The measure of employee output per hour increased at a 1.3 per cent annualised rate, after a revised 3.5 per cent rise in the prior three months, Labor Department figures showed Thursday in Washington. The median projection in a Bloomberg survey called for a one per cent gain. Expenses per worker rose at a 1.7 per cent pace.

The latest slowdown - following a third-quarter gain that ended the longest streak of productivity declines since 1979 - underscores the challenge of developing a sustained pickup. With wage growth remaining below pre-recession levels, businesses have relied on more hiring rather than investing in technology to increase efficiency.

Economists' estimates for productivity ranged from no change to a gain of two per cent. The reading for the prior quarter was initially reported as a 3.1 per cent gain.

Unit labour costs, which are adjusted for efficiency gains, were forecast to rise at a 1.9 per cent rate in the fourth quarter, according to the Bloomberg survey median. They increased 0.2 per cent in the prior quarter, revised from a previously reported advance of 0.7 per cent.

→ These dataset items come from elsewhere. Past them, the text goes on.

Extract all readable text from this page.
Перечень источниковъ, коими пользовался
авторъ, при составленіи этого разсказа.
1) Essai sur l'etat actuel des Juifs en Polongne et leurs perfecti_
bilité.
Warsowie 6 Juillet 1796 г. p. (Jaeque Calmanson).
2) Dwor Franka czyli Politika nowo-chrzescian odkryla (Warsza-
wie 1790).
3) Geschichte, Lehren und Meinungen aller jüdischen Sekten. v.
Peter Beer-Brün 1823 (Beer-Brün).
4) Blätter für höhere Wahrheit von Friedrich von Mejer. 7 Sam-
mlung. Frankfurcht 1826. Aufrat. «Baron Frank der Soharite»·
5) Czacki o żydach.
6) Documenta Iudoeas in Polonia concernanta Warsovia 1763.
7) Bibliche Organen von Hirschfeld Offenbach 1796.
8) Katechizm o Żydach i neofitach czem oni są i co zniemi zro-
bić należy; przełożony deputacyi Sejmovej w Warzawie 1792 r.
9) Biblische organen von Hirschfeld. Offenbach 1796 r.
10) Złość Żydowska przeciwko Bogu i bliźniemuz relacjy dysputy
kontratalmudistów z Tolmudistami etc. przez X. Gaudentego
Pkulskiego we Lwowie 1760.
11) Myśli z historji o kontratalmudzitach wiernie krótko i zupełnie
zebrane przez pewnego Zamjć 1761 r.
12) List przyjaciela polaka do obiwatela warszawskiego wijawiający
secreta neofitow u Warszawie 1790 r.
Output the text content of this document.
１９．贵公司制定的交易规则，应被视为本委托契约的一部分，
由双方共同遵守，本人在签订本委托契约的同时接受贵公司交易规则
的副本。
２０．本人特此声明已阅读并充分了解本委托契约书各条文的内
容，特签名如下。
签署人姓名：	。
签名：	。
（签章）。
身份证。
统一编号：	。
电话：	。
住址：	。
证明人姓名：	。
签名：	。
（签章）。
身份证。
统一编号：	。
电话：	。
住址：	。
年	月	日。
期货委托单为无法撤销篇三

Productivity increased one per cent from the fourth quarter of 2015. Labour costs rose 1.9 per cent from a year earlier.

Adjusted for inflation, hourly earnings fell at a 0.4 per cent rate last quarter, the second drop in 2016, after increasing at a 2.1 per cent pace.

Output rose at a 2.2 per cent rate, following a 4.2 per cent gain.

Hours worked advanced at a 0.9 per cent pace, after rising 0.6 per cent. Compensation for each hour worked increased at a three per cent annual pace.

The latest reading on productivity is in line with the 1.1 per cent average annual increase over the period spanning 2007 to 2016. It lags the 2.6 per cent average gain from 2000 to 2007.

Among manufacturers, productivity rose at a 0.7 per cent rate in the fourth quarter after being little changed in the previous three months.

Weak productivity weighs on corporate profits, in addition to restraining economic growth from gaining momentum in the longer term.

The economy expanded at a 1.9 per cent pace last quarter following a 3.5 per cent rate in the July-to-September period, according to previously released Commerce Department data.